The expert the defense called should have brought up the other statistics and the defense attorney searching prior cases should have known these problems.
What this highlights isn't the hidden problem of science but the hidden and horrible problem that is throughout our justice system: if you get a bad attorney the chances for justice are pretty slim. Likewise get a really, really good attorney who knows all the loopholes and tricks and you have a better chance of getting off even if you are guilty.
There's no way to make the justice system work even with incompetent lawyers without simply replacing the lawyers with something else - and then how do you determine its competence?
I'm simply not well versed enough on legal processes to be able to fathom a guess of what would be better. I just note that problems that are said to be tied to technological investigation are really just the old problem of incompetence.

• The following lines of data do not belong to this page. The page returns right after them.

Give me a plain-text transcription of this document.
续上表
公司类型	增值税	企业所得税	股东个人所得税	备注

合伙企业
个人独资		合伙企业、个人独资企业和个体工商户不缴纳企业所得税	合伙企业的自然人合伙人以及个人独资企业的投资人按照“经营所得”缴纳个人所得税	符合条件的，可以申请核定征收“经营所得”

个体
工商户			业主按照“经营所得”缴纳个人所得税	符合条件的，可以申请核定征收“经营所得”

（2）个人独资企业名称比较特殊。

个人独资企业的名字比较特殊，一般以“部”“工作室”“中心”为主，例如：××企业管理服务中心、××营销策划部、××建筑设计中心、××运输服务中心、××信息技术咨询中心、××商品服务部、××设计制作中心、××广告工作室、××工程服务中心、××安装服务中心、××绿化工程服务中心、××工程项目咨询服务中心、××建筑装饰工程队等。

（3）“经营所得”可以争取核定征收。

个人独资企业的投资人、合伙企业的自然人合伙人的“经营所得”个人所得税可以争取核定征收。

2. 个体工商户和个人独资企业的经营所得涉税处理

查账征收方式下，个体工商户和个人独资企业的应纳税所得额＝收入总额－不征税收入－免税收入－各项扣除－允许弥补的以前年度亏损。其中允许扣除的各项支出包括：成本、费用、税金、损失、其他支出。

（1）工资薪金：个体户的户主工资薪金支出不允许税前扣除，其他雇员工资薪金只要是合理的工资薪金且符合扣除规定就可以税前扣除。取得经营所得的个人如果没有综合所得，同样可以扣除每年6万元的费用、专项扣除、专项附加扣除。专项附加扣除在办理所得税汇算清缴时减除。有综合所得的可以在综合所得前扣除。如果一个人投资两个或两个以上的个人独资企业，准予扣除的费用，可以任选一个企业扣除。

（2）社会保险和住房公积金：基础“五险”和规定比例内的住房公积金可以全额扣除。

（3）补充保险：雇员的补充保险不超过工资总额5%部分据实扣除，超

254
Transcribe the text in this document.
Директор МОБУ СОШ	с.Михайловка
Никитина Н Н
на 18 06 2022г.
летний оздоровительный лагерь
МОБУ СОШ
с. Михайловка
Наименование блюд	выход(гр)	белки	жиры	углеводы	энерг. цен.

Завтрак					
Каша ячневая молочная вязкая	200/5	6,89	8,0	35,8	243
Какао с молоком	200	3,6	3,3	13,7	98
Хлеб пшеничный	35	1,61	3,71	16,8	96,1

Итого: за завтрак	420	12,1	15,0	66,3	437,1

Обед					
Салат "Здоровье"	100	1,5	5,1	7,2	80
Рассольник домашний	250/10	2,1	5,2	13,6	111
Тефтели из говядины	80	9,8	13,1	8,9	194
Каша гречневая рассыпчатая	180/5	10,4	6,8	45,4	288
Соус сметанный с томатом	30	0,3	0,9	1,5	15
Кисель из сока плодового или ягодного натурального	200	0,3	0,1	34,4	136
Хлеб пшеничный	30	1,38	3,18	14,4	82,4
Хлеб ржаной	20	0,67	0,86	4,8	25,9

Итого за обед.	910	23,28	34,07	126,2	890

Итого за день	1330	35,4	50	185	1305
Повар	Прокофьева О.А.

If anything technology makes such problems less likely and not more.
One would hope that in this case where a key fact wasn't presented that he could appeal. But I just don't know the details involved in doing that.
I can't remember clearly (I also didn't read the whole "Duped" article - it may have said something about this), but I recently took an abnormal psychology class from William Iacono at the UMN-TC. He is an expert on lie detectors and has been an expert witness a few times. Anyway, he told us that polygraphs have little validity and are more used for confessions. The person performing the polygraph has been trained in how to create stress on the person taking it so as to obtain more confessions. Often times the stress is so intense the person confabulates to relieve it. Also, I think he mentioned P3 waves on an EEG being more predictive of lying. Though I may be confusing that with Schizophrenia.
Blech! After rereading that I wish I had something to cite besides wikipedia. I only have authority on my side above, not empiricism.